Maybe it wouldn’t work if an entire primary color was missing, but if there was enough of a scale to be perceived 400nm, 450, 500, 550, 650, 700.

Or would a scale not be perceived at all? I’m thinking in terms of sound, where the frequency rising and falling is clear…

LostInParadise's avatar

Point about last comment well taken (sorry Lynne). @zophu, do the following. Go to a color editor, like the one in Microsoft Paint. Put in Red 255, Blue 0 and Green255. You will see yellow. Now tell me honestly that you could intuit yellow from red and green.

zophu's avatar

@LostInParadise I’m inclined to say that I could, but I don’t think there’s a way I could prove it to myself one way or another. Yellow feels greenish-redish to me. (could be mostly childhood fingerpainting that makes me think that)

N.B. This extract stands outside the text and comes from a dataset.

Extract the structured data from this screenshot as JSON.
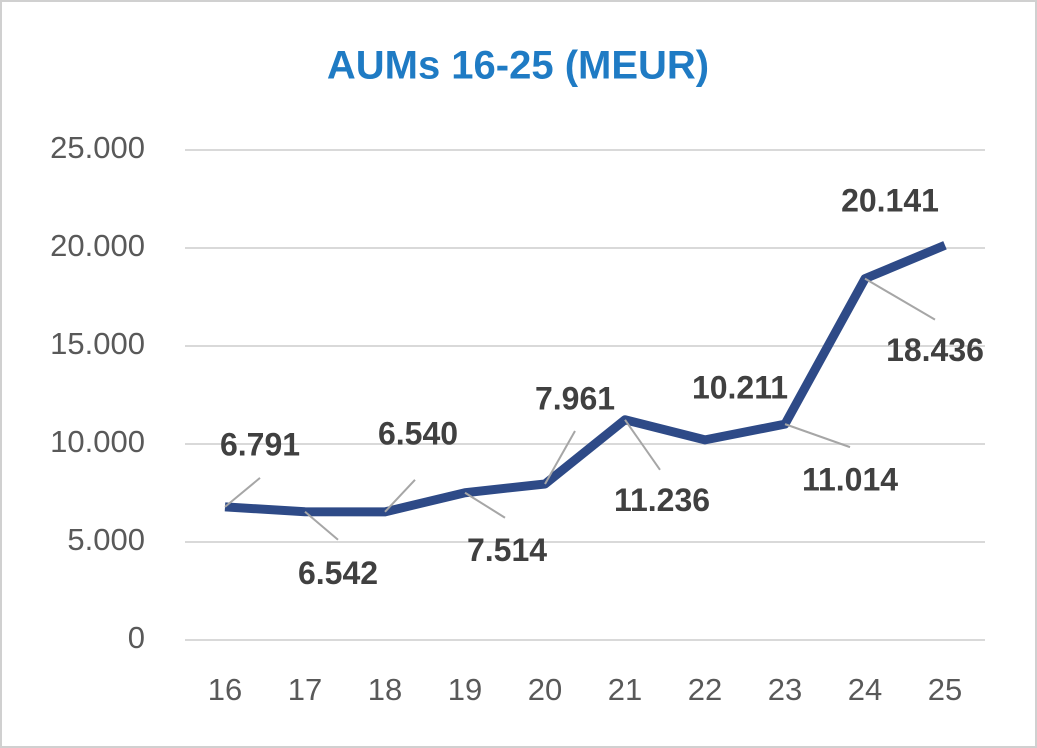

With our perception of white and black (rods), a scale is clear, but it’s more difficult to see one with colors (cones), you’re right. I still wonder if the brain is set up to “expect” whole spectrums or if it really does just sit there and wait for whatever comes. There is very fast adaptation when it comes to senses, so any innate “expectations” would naturally be difficult to see—but I bet they’re there.

LostInParadise's avatar

This is a bit late, but I thought this was an interesting article on color blindness from Wikipedia. I was mistaken about the cone receptors being most sensitive to red, green and blue, though I imagine that is a common mistake. I don’t know how they managed to do it, but I found the most interesting part of the article to be how people with various forms of color blindness see the colors of the rainbow. Looking at the pictures, I can’t imagine how anybody could infer missing colors.

I am a little confused by why a person with tritanopia, absence of blue receptors, is able to see blue, but does not see yellow.

LostInParadise's avatar

It is interesting though that a person with tritanopia sees white in the middle of the spectrum. This would alert the person that something is missing, though I do not believe the person could intuit just what the missing colors are.